Banks are planning to use many more AI and big data tools in 2025 to boost fraud checks, marketing, and decisions.  

Challenges to Tackle

1. Poor Connectivity

Many remote areas still lack strong net access. That makes digital tools hard to use there. 

2. Low Financial Smarts

Only a minority understand basic finance. That means many users don’t trust or use new tools well.

3. Security and Fraud

Digital fraud is rising. In 2022, 66.6 % of people reported falling for digital scams. Cybercrime costs could hit USD 6.48 billion by 2028.

4. Too Many Rules

Different regulators oversee different parts, payments, lending, insurance. That slows startups and adds costs.

5. Clunky Old Systems

Many banks still run on aging software. That slows updates and raises crash risks.

6. Skill Shortage

Banks lack staff trained in AI, analytics, and risk detection. That limits innovation.

Emerging Trends

  • Mobile-first and branchless banking is now the norm. Over 78 % of users rely heavily on digital tools. 
  • Neobanks and fintech partnerships are growing. Players like Bank Jago, SeaBank, and others link with tech firms to scale fast.
  • AI pilots are underway, but mass use is still early.
  • Regulation is tightening. OJK and BI require higher capital, data rules, and stricter oversight.

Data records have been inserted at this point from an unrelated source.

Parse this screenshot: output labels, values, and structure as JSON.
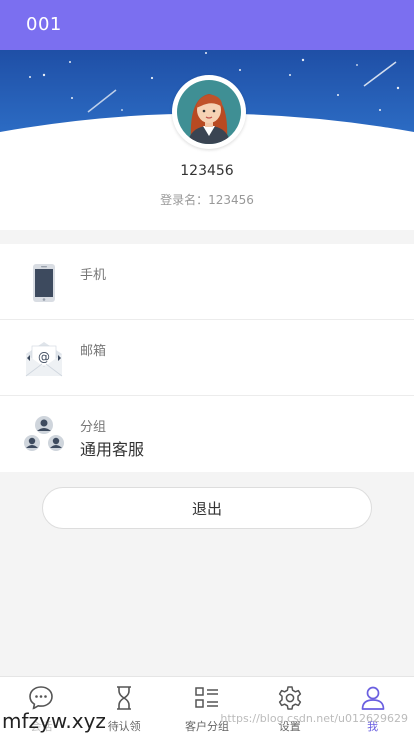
{
  "header": {
    "title": "001"
  },
  "profile": {
    "username": "123456",
    "login_name": "登录名：123456"
  },
  "info": [
    {
      "label": "手机",
      "value": "",
      "icon": "phone-icon"
    },
    {
      "label": "邮箱",
      "value": "",
      "icon": "mail-icon"
    },
    {
      "label": "分组",
      "value": "通用客服",
      "icon": "group-icon"
    }
  ],
  "logout_label": "退出",
  "tabs": [
    {
      "label": "会话",
      "icon": "chat-icon"
    },
    {
      "label": "待认领",
      "icon": "hourglass-icon"
    },
    {
      "label": "客户分组",
      "icon": "list-icon"
    },
    {
      "label": "设置",
      "icon": "gear-icon"
    },
    {
      "label": "我",
      "icon": "person-icon",
      "active": true
    }
  ],
  "watermark": {
    "site": "mfzyw.xyz",
    "blog": "https://blog.csdn.net/u012629629"
  },
  "colors": {
    "header": "#7b6ff0",
    "sky_top": "#1e4fa8",
    "sky_bottom": "#3a8ee8",
    "active_tab": "#6a5fe0"
  }
}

Finance Technology Event & Banking Innovation Summit

Banking innovation summits and digital banking conferences bring bankers, fintech founders, regulators, and tech leaders into one room. These banking technology event stages are where new products form, standards take shape, and trust builds. Talking face-to-face helps design safe tools that users and regulators trust. 

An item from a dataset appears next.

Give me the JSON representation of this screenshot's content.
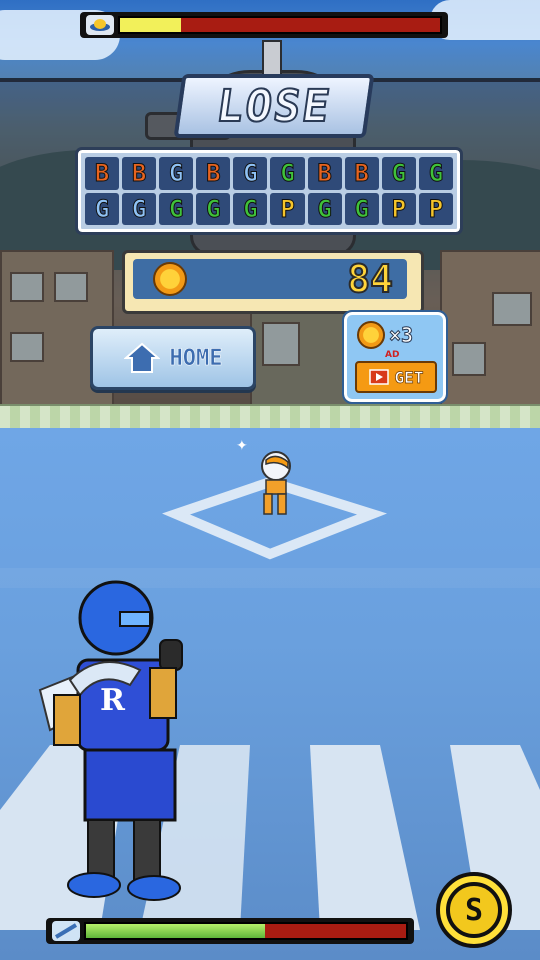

These events also push Indonesia’s fintech ideas forward. They let banks learn from fintechs and tweak designs for local culture or rural users.

How World Financial Innovation Series (WFIS) – Indonesia is Supporting the Digital Future

World Financial Innovation Series (WFIS) – Indonesia brings leaders together under one roof. Here’s what we do:

  • We host over 600 senior technology and business heads from the leading banks, insurance companies and microfinance institutions across the country at each edition.
  • We shine light on real tools like mobile lending, AI scoring, API banking, chatbots, and QR tools.
  • We link finance, tech, and inclusion. We drive smarter tools, safer systems, and wider reach.

Our work brings innovation to life. We show banks how to go digital safely, and how fintechs can deliver tools that work for everyone.

Conclusion

Indonesia’s digital banking future is bright. Young users, mobile use, and fintech growth set a strong base. But real gains need better skills, safer systems, smarter rules, and solid networks.Platforms like digital banking conferences, banking innovation summits, and banking technology events let ideas turn into action. And World Financial Innovation Series (WFIS) – Indonesia stands ready to guide that shift, linking leaders, tools, data, and strategy.